In this post-dissolution appeal, the former husband challenges an order on the parties’ respective motions to enforce provisions of their marital settlement agreement concerning distribution of their tax refund from their 2017 joint income tax returns, among other issues. The former husband argues the trial court erred by entering a written order that was inconsistent with its oral pronouncement regarding distribution of a portion of the refund attributable to an overpayment made in 2016. We agree with this point, and we reverse. We affirm as to all other issues without discussion.
Background
The parties divorced in 2018. They filed a joint income tax return for 2017, from which they received a refund. The refund, which totaled $150,123, was deposited into the former wifes attorneys trust account. The refund included a $27,408 credit for an overpayment that was carried forward from the parties’ 2016 joint return. At the evidentiary hearing below, the former husband argued that he was entitled to half of the 2016 overpayment because it was marital property subject to equal distribution.

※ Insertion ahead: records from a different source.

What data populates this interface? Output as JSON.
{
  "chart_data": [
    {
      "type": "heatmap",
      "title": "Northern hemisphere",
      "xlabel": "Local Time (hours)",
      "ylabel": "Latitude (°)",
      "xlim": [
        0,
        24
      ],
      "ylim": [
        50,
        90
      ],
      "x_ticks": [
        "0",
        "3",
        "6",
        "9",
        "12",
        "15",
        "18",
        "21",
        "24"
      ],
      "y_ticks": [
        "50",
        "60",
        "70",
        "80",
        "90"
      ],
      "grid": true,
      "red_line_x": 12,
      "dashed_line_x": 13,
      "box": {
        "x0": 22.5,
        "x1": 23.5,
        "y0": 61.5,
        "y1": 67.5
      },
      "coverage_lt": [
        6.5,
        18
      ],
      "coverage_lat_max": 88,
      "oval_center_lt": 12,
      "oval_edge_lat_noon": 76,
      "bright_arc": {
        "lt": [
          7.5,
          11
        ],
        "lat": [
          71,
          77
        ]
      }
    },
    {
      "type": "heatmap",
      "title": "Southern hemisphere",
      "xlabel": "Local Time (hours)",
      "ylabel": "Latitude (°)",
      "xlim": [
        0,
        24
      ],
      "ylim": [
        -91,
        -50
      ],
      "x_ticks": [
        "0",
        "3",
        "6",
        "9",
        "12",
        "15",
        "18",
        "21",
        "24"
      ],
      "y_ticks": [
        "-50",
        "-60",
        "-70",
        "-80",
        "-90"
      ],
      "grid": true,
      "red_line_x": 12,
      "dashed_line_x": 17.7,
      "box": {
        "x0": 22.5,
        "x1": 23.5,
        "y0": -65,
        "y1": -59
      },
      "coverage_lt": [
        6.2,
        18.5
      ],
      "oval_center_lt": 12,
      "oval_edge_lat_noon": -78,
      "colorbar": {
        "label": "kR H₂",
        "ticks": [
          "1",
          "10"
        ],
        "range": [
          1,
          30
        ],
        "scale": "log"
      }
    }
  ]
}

The parties also litigated entitlement to the portion of the refund attributable to overpayments made in 2017, the details of which are irrelevant to the issues raised on appeal.
At the hearing, the trial court orally ruled that the former husband was entitled to half of the 2016 overpayment (half of $27,408 = $13,704). However, because the amount in the trust account was insufficient to distribute the collective amounts awarded to each party, the trial court reduced each partys award by one-half of the deficit, for an award of $12,305.50 to the former husband.
The courts written order, however, reflected a different outcome. Before reaching the issue of the 2016 overpayment, the trial court allocated all funds within the attorneys trust account to other portions of the entitlement award. The trial court maintained its oral ruling that the former husband was entitled to half of the overpayment from 2016, but wrote that nothing would be distributed as to that amount because no funds remained in the trust account after the other portion of the refund was distributed.
Analysis
When a trial courts written order is inconsistent with its earlier oral pronouncement, the oral pronouncement generally controls and the written order must be reversed. See Soldatich v. Jones, 290 So. 3d 497, 500 (Fla. 4th DCA 2020); Cappola v. Cappola, 280 So. 3d 102, 104 (Fla. 4th DCA 2019); Glick v. Glick, 874 So. 2d 1238, 1241 (Fla. 4th DCA 2004).
Here, the courts written order is inconsistent with its earlier oral pronouncement as to the former husbands distribution from the trust account representing his share of the overpayment from 2016. The court orally ruled that the former husband was entitled to $12,305.50, after adjusting for the apparent deficit in the trust account. In its written order, however, the court ruled that nothing would be distributed as to the overpayment from 2016 because all the funds in the trust account were to be distributed to account for the parties’ separate and distinct entitlement to the 2017 overpayment. This ruling was entered without an intervening evidentiary hearing.
We therefore reverse the written order as to this issue. On remand, the court shall amend the written order to conform to its prior oral pronouncement stating the former husband is entitled to a distribution of $12,305.50, representing his share of the overpayment from 2016.
Although the parties have not raised the issue, our reversal on this point will result in an order that directs disbursement of more funds than are held in the trust account. This is because neither party argued on appeal that the written order was inconsistent with the oral pronouncement as to the share awarded to the former wife. We leave it to the parties to raise the appropriate motions on remand to resolve this issue. Cf. Sweeney v. Sweeney, 583 So. 2d 398, 399 (Fla. 1st DCA 1991) (where reversal of certain portions of order necessarily affected overall plan for equitable distribution, remanding for reconsideration of the equitable scheme “in an effort to do equity and justice to both parties”).
Attorneys Fees
Both parties’ briefs included requests for appellate attorneys fees. We deny both requests because neither party filed a separate motion nor cited a substantive basis for an attorneys fees award. See Fla. R. App. P. 9.400(b); Garcia v. Collazo, 178 So. 3d 429, 430 (Fla. 3d DCA 2015); McCreary v. Fla. Residential Prop. & Cas. Joint Underwriting Assn, 758 So. 2d 692, 696 (Fla. 4th DCA 1999).
Affirmed in part, reversed in part, and remanded with instructions. Requests for attorneys fees denied.
Per Curiam.
Ciklin, Forst and Kuntz, JJ., concur.